To most students, summer means relaxation; books and papers become a bad dream, the sun comes out from behind its customary curtain of clouds, and days are filled with sunshine and maybe even a trashy novel.
But to the sixteen UFV students currently enrolled in VA 390, summer also means giving back to the community. With the instruction and supervision of UFV Visual Arts professor Chris Friesen, they’re transforming the blank wall of West Heights Elementary in Mission into an immense and brightly-hued mural.
“Students taking summer classes are a special breed,” Friesen says, smiling as he watches a student outline a butterfly on the gym wall of West Heights Elementary. “Most students value their summer.”
The title of the course is Community Art Practice, and Friesen says the experience is like no other art course offered at UFV. This is the sixth time that Friesen has taught this course, and the fourth time the course involved working with an elementary school.
“When you do art for a classroom, it’s generally an assignment that you hand in, and the class gets to see, and the professor gets to see,” Friesen explains. “But here their art becomes a living piece of work; it has an audience. It’s an extremely rewarding, validating experience — something that goes beyond the pedagogical practice of learning and execution.”
The project also involves a lot of planning on the part of the students — after all, Friesen says, once the mural is finished it will be a part of the school for years or maybe decades to come. It’s a hugely collaborative process, starting with the students meeting with a school committee to discuss ideas.
“The students split into four groups and each design a potential image, and the final mural is chosen by the school,” Friesen says. “No matter whose design gets selected, the whole class rallies around that one idea, and together we realize that vision.”

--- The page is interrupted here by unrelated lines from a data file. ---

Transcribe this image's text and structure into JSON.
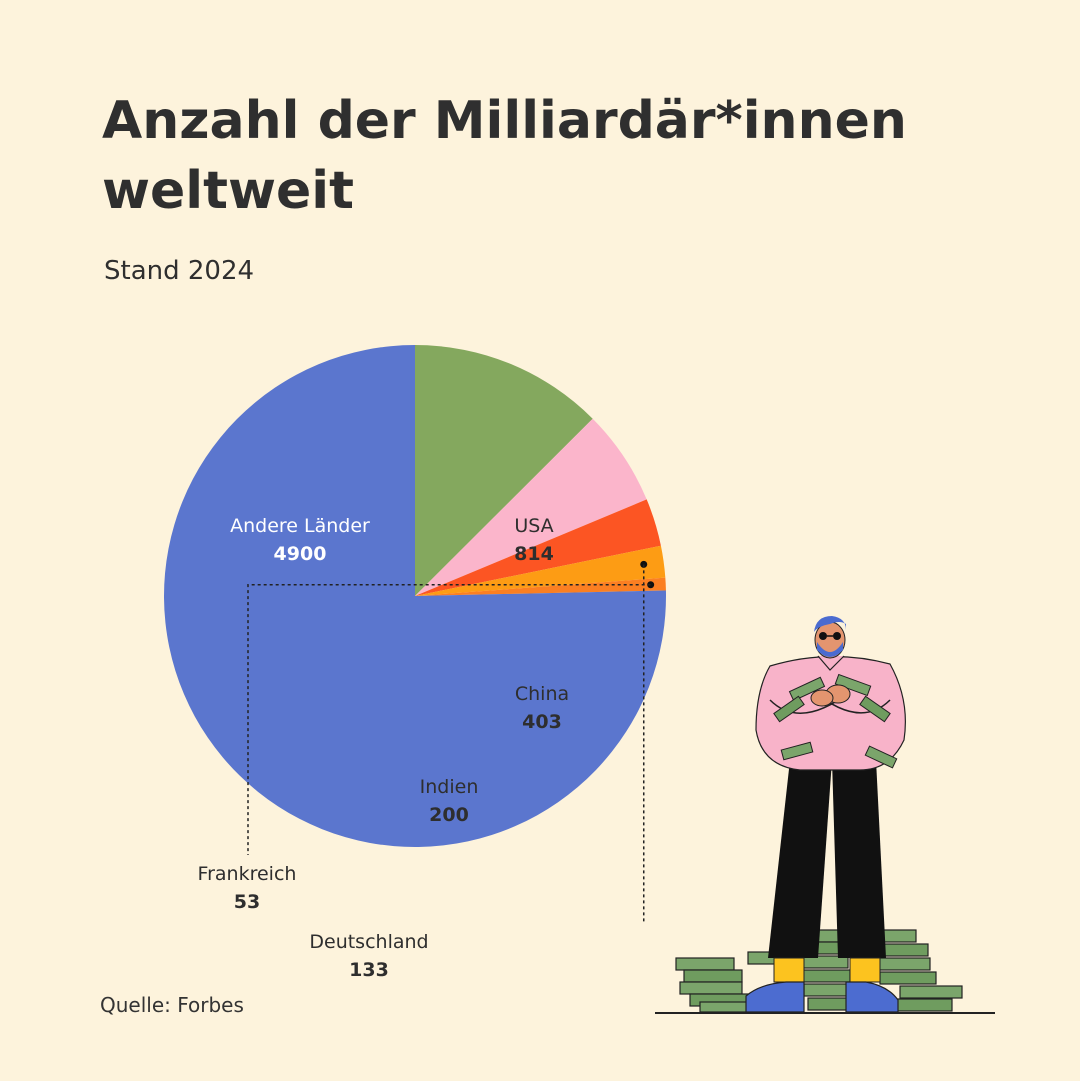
{
  "header": {
    "title_line1": "Anzahl der Milliardär*innen",
    "title_line2": "weltweit",
    "subtitle": "Stand 2024"
  },
  "footer": {
    "source": "Quelle: Forbes"
  },
  "chart_data": {
    "type": "pie",
    "title": "Anzahl der Milliardär*innen weltweit",
    "subtitle": "Stand 2024",
    "categories": [
      "USA",
      "China",
      "Indien",
      "Deutschland",
      "Frankreich",
      "Andere Länder"
    ],
    "values": [
      814,
      403,
      200,
      133,
      53,
      4900
    ],
    "value_labels": [
      "814",
      "403",
      "200",
      "133",
      "53",
      "4900"
    ],
    "colors": [
      "#84a85e",
      "#fbb5cb",
      "#fc5523",
      "#fd9c14",
      "#fb7f22",
      "#5b76ce"
    ],
    "label_colors": [
      "#2e2e2e",
      "#2e2e2e",
      "#2e2e2e",
      "#2e2e2e",
      "#2e2e2e",
      "#ffffff"
    ],
    "start": "12 o'clock, clockwise",
    "legend": "none"
  },
  "colors": {
    "background": "#fdf3dc",
    "text": "#2f2f2f"
  }
}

The final design chosen by the school depicts an open book against a nature background, and students are carefully adding final details to butterflies, children within the mural, and blades of grass. Along with emphasizing literacy and imagination, the students hoped to reflect the multicultural aspect of Mission in the mural.
“It incorporates different cultures – there’s a Hindi design here, and then the cherry blossoms for Japanese culture on that side, and native art above with the thunderbird and the butterflies,” points out Tara Van Haaster, one of the students working on the mural. “I love the multicultural elements of the image, and I think that was important to include.”
As well as the main image on the wall of the gym, the class chose to extend the themes of the mural into the rest of the school; students have painted large butterflies on two other walls of the gym, and the students have continued that image into the hallway leading to the gym. The native art style of the design ties into the butterfly image of the main mural, Friesen says, and is a way of bringing the mural into the whole school.
“You can see where the butterflies start in pages of the book of the main mural, and then continue on to the other walls of the gym,” Friesen explains. “It’s kind of a metaphor of growth and transformation that continues on into the rest of the school.”
The mural is due to be finished sometime in August, and Friesen says that it’s been an ultimately rewarding experience — for the students of the class, the students of the elementary school, and the community itself.
“It’s a way to give a gift to the community and to the students at this school,” Friesen says, watching one of his students shade in the edges of a butterfly. “Telling history is important, and that’s part of what art can do. But it can also give a vision for the future.”